OGM : l'Etat ordonne la destruction de parcelles de maïs en Midi-Pyrénées

OGM : l'Etat ordonne la destruction de parcelles de maïs en Midi-Pyrénées

Le ministère de l'Agriculture a ordonné la destruction de parcelles de maïs OGM en Midi-Pyrénées qui avaient fait l'objet d'une action des faucheurs volontaires emmenés par le député européen José Bové début mai.
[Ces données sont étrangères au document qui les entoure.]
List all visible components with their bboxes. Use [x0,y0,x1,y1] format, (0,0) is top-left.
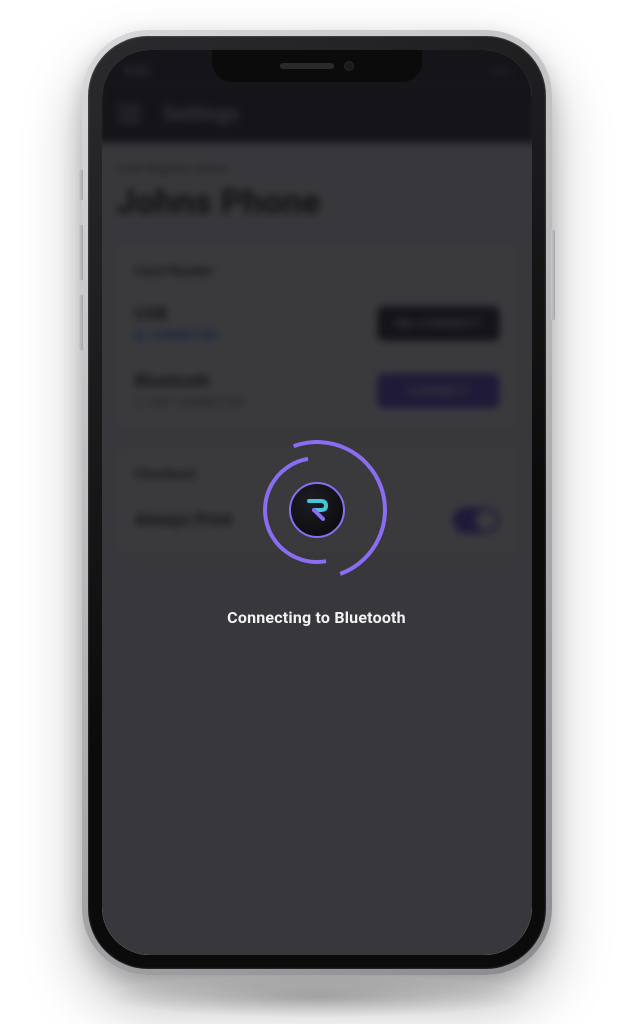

Les inspections et prélèvements organisés par le service régional de contrôle "ont confirmé" la mise en culture de MON 810 (du maïs génétiquement modifié de la firme américaine Monsanto) dans ces parcelles situées dans le Tarn-et-Garonne et près de Toulouse, a annoncé mercredi la préfecture de Haute-Garonne dans un communiqué. Les agriculteurs propriétaires de ces deux parcelles avaient planté du MON 810 courant mars, à la faveur d'une annulation par le Conseil d'État de l'interdiction de la culture de ce maïs OGM en France, pour non-conformité au droit européen. Depuis, le gouvernement s'est attaché à sécuriser juridiquement l'interdiction de la culture de maïs OGM: le Parlement a adopté début mai une proposition de loi en ce sens, validée par le Conseil constitutionnel. Parallèlement, un accord a été trouvé au niveau européen permettant aux États réfractaires d'interdire de telles cultures.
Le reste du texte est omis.